The seek problem
Build an interactive timeline — a stepped explanation, a simulation behind a scrubber, an undo stack with a slider — and you quickly meet a deceptively simple requirement. The reader can drag to any position, in any order, and the display must be correct every time. Not approximately correct, not correct on the way forward but stale on the way back: exactly the state that position implies, regardless of how the reader arrived there.
The obvious approach is to remember the answer. Compute the state at each position once, store it, and on a seek hand back the matching snapshot. This is fast to read and easy to reason about for a while. It is also two things at once: storage-heavy, because a snapshot is the whole world at a moment and the number of moments only grows; and, more corrosively, a fork in your sources of truth. The snapshot is a frozen copy of what the reconstruction logic produced on the day it ran. When that logic changes — a bug fixed, a rule revised — the old snapshots do not change with it. They go on encoding the old behavior, silently, until someone seeks to an early position and sees a world the current code would never produce. The drift is invisible precisely because nothing errors. The data is internally consistent; it is just consistent with code that no longer exists.
The alternative
Keep less. Instead of a snapshot per position, keep an ordered list of the
operations that change state, plus one clock that says how far along the list we
are. The state at time t is then not a thing you stored but a thing you
compute: fold(operations up to t), the left-fold of every operation from the
beginning of the list up to and including t, starting from a known empty
state. Seek becomes “choose a t and fold to it.” Reset is the degenerate case,
“fold to 0,” which is just the empty state. Redo is “fold further,” advancing
the clock and applying the next operations.
The shift is small to write and large in consequence. State stops being a value you maintain and becomes a pure function of a log prefix. Two positions that should agree now agree by construction, because they are the same function over the same data. There is exactly one source of truth — the ordered log — and the display is a view derived from it. Ordering is the whole game, and a single operation log gives it to you for free: the list is totally ordered by construction, so the question of how to order events never arises. The deeper discipline — reasoning about state by the order of events rather than by any wall clock — is old. Lamport showed in 1978 that a consistent happened-before relation across a distributed system can be built from the ordering of events alone, without trusting any physical clock (Lamport, 1978); the linear log is the trivial case of that idea, the one where the order is handed to you.

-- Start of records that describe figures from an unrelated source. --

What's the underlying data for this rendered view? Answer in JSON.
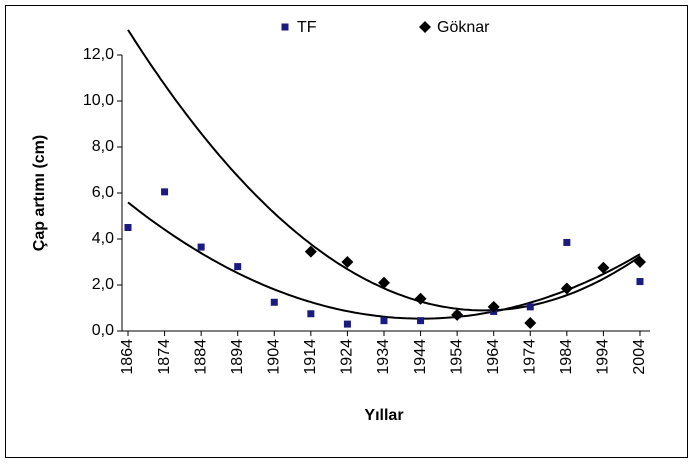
{
  "chart_data": {
    "type": "scatter",
    "xlabel": "Yıllar",
    "ylabel": "Çap artımı (cm)",
    "categories": [
      "1864",
      "1874",
      "1884",
      "1894",
      "1904",
      "1914",
      "1924",
      "1934",
      "1944",
      "1954",
      "1964",
      "1974",
      "1984",
      "1994",
      "2004"
    ],
    "series": [
      {
        "name": "TF",
        "color": "#1a1a80",
        "marker": "square",
        "values": [
          4.5,
          6.05,
          3.65,
          2.8,
          1.25,
          0.75,
          0.3,
          0.45,
          0.45,
          0.7,
          0.85,
          1.05,
          3.85,
          null,
          2.15
        ]
      },
      {
        "name": "Göknar",
        "color": "#000000",
        "marker": "diamond",
        "values": [
          null,
          null,
          null,
          null,
          null,
          3.45,
          3.0,
          2.1,
          1.4,
          0.7,
          1.05,
          0.35,
          1.85,
          2.75,
          3.0
        ]
      }
    ],
    "ylim": [
      0,
      12
    ],
    "yticks": [
      {
        "value": 0,
        "label": "0,0"
      },
      {
        "value": 2,
        "label": "2,0"
      },
      {
        "value": 4,
        "label": "4,0"
      },
      {
        "value": 6,
        "label": "6,0"
      },
      {
        "value": 8,
        "label": "8,0"
      },
      {
        "value": 10,
        "label": "10,0"
      },
      {
        "value": 12,
        "label": "12,0"
      }
    ],
    "trendline": "polynomial",
    "legend": "top"
  }
}
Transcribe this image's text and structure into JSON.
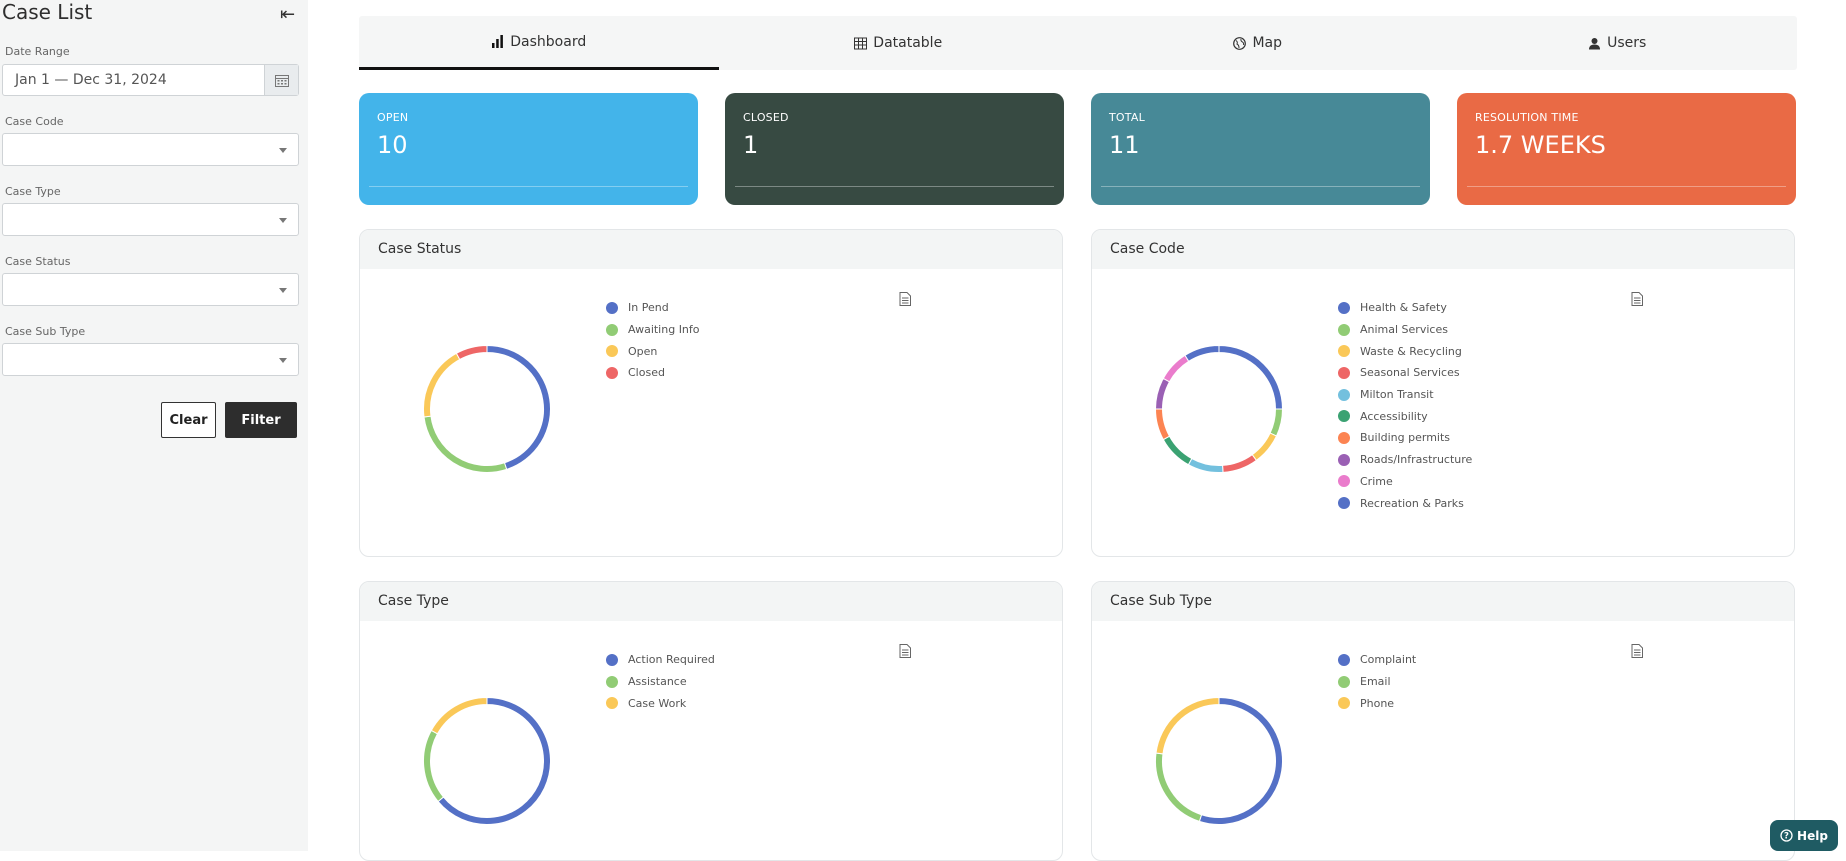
{
  "sidebar": {
    "title": "Case List",
    "date_range": {
      "label": "Date Range",
      "value": "Jan 1 — Dec 31, 2024"
    },
    "filters": [
      {
        "label": "Case Code",
        "value": ""
      },
      {
        "label": "Case Type",
        "value": ""
      },
      {
        "label": "Case Status",
        "value": ""
      },
      {
        "label": "Case Sub Type",
        "value": ""
      }
    ],
    "clear_label": "Clear",
    "filter_label": "Filter"
  },
  "tabs": [
    {
      "label": "Dashboard",
      "icon": "bar-chart-icon",
      "active": true
    },
    {
      "label": "Datatable",
      "icon": "table-icon",
      "active": false
    },
    {
      "label": "Map",
      "icon": "globe-icon",
      "active": false
    },
    {
      "label": "Users",
      "icon": "user-icon",
      "active": false
    }
  ],
  "stats": [
    {
      "label": "OPEN",
      "value": "10",
      "color": "#43b4ea"
    },
    {
      "label": "CLOSED",
      "value": "1",
      "color": "#374a42"
    },
    {
      "label": "TOTAL",
      "value": "11",
      "color": "#478997"
    },
    {
      "label": "RESOLUTION TIME",
      "value": "1.7 WEEKS",
      "color": "#e96a45"
    }
  ],
  "chart_data": [
    {
      "type": "pie",
      "title": "Case Status",
      "categories": [
        "In Pend",
        "Awaiting Info",
        "Open",
        "Closed"
      ],
      "values": [
        45,
        28,
        19,
        8
      ],
      "colors": [
        "#5470c6",
        "#91cc75",
        "#fac858",
        "#ee6666"
      ]
    },
    {
      "type": "pie",
      "title": "Case Code",
      "categories": [
        "Health & Safety",
        "Animal Services",
        "Waste & Recycling",
        "Seasonal Services",
        "Milton Transit",
        "Accessibility",
        "Building permits",
        "Roads/Infrastructure",
        "Crime",
        "Recreation & Parks"
      ],
      "values": [
        25,
        7,
        8,
        9,
        9,
        9,
        8,
        8,
        8,
        9
      ],
      "colors": [
        "#5470c6",
        "#91cc75",
        "#fac858",
        "#ee6666",
        "#73c0de",
        "#3ba272",
        "#fc8452",
        "#9a60b4",
        "#ea7ccc",
        "#5470c6"
      ]
    },
    {
      "type": "pie",
      "title": "Case Type",
      "categories": [
        "Action Required",
        "Assistance",
        "Case Work"
      ],
      "values": [
        64,
        19,
        17
      ],
      "colors": [
        "#5470c6",
        "#91cc75",
        "#fac858"
      ]
    },
    {
      "type": "pie",
      "title": "Case Sub Type",
      "categories": [
        "Complaint",
        "Email",
        "Phone"
      ],
      "values": [
        55,
        22,
        23
      ],
      "colors": [
        "#5470c6",
        "#91cc75",
        "#fac858"
      ]
    }
  ],
  "help_label": "Help"
}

Event sourcing, writ small — and where it is not free
None of this is new; that is the point. Persisting the operations rather than the derived state, and rebuilding state by replaying them, is event sourcing, and its property that you can reconstruct any past state by folding the log from the beginning is exactly the one the seek problem needs (Fowler, Event Sourcing). The same shape appears in record-and-replay debuggers, which capture a program’s execution as an ordered log and re-execute it to reproduce the run exactly (O’Callahan et al., rr, USENIX ATC 2017). And it rests on a more general observation: that an append-only, immutable log is easier to reason about and to distribute than mutable state, because the past never changes underneath you (Helland, Immutability Changes Everything).
The honesty has to come here, because the technique has two real costs that the snapshot approach hides. The first is nondeterminism. A fold is only a pure function if the operations are pure; the moment one of them reads a wall clock, draws a random number, or pulls a byte from the network, two replays of the same log can diverge. The discipline a replay system enforces is to capture those nondeterministic inputs into the log itself, so that replay feeds back the same clock reading and the same bytes rather than fetching them anew — this is the core of what record-and-replay tools do to stay deterministic (O’Callahan et al., 2017). If you skip that capture, your fold is not a function and your seek is not reliable. The second cost is recomputation. Folding from the beginning on every seek is fine for a short log and untenable for a long one. The fix is a periodic checkpoint — a stored state at some position — that lets a fold start partway through instead of from zero. But a checkpoint is a cache, not a source: it is a fold someone already computed, and it can be discarded and rebuilt from the log at any time. Treat it as authoritative and you have quietly reinvented the snapshot, drift and all.
The discipline it forces
What this buys, beyond seek, is that every state-changing action becomes data. An operation is no longer a side effect that happened and vanished; it is a row you can inspect, diff against the one before it, and store. A bug is no longer a story about what the user might have done — it is a log you can replay until it recurs, which is the property a record-and-replay debugger exists to give you (O’Callahan et al., 2017). The state is auditable because the thing that produced it is sitting there in order.
The tradeoff is plain, and worth stating without decoration. You pay in recomputation, which checkpoints bound, and in the standing discipline of capturing every source of nondeterminism into the log. In return, correctness across arbitrary seeks stops being something you maintain and becomes something you cannot help but have, and replay comes for free. For anything whose argument is fundamentally about a sequence in time, that is the better trade.